According to the Demonstratio Evangelica of 1679, written by Pierre-Daniel Huet, the various mythologies of the world represented so many disguised versions of the story of Moses: “The Egyptian Thoth, the Greek Hermes, the Roman Mercury, the German Wotan, the Gaul Tautates, Osiris, Bacchus, Adonis in Arabia where Moses sojourned, and many other gods, were all masquerades of Moses.” Distorted knowledge of the figure of Moses thus spread throughout the ancient world: “Emperor Julian, in his Hymn to the Sun, mentioned Monimus and Azizus, who were worshipped in Edessa, and Julian himself, quoting Iamblichus, claimed that Monimus is none other than Mercury. Huet noted that Abraham Ibn Ezra, in his commentary on Exodus, stated that Moses’ Egyptian name was Monios.

Like Bochart, Huet established the connections between Moses and the pagan gods, first of all, on superficial etymological similarities. From there, Huet traced the geographic movement of this transformed Moses: From Iran, Mosaicideas reached India, and some clues suggest relations between Hebrews and Eastern Asia. Similarly, since Athanasius Kircher, there had been speculations about possible contacts between China and Egypt.”

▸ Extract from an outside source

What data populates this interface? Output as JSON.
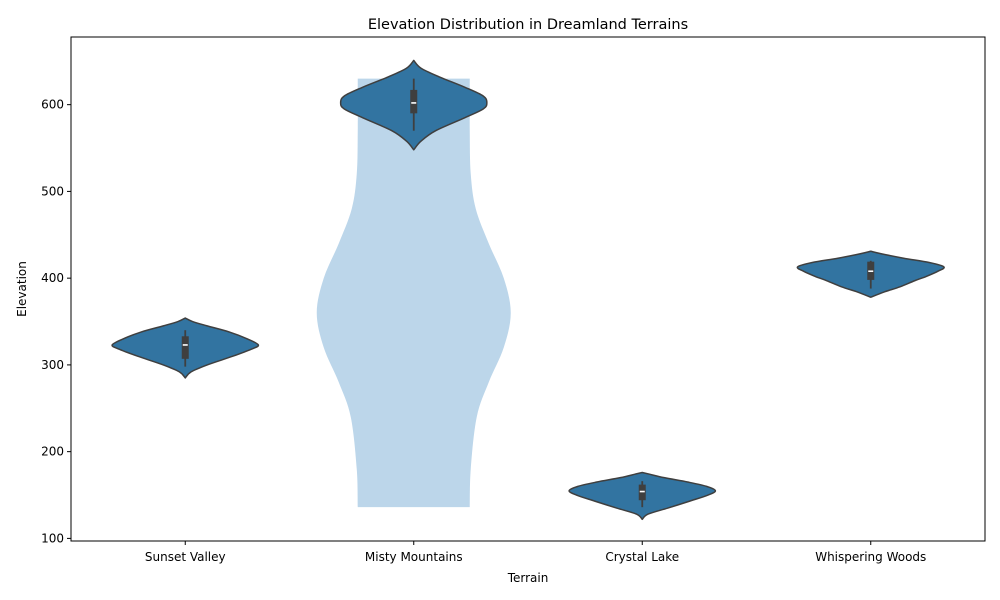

This tradition collapsed in the eighteenth century, eroded by biblical criticism, Deism, and general skepticism about Christianity. It may, however, be ripe for a revival. As Jan Bremmer puts it (Greek Religion and Culture, the Bible and the Ancient Near East, xi), new scholarship offers a newly integrated ancient world: “Instead of a Mediterranean and Near East with closed borders, we can now see a world in which an individual area, such as Greece, might be advanced in one sphere, such as politics, but in another, such as literary, might be the grateful beneficiary.”  We can follow religious and mythical motifs as they travel from the east to Greece, and back, and intersect with Israel.  All in all, “attention to cultural and religious borrowing provides us with a much more exciting picture of the ancient world than we used to have.”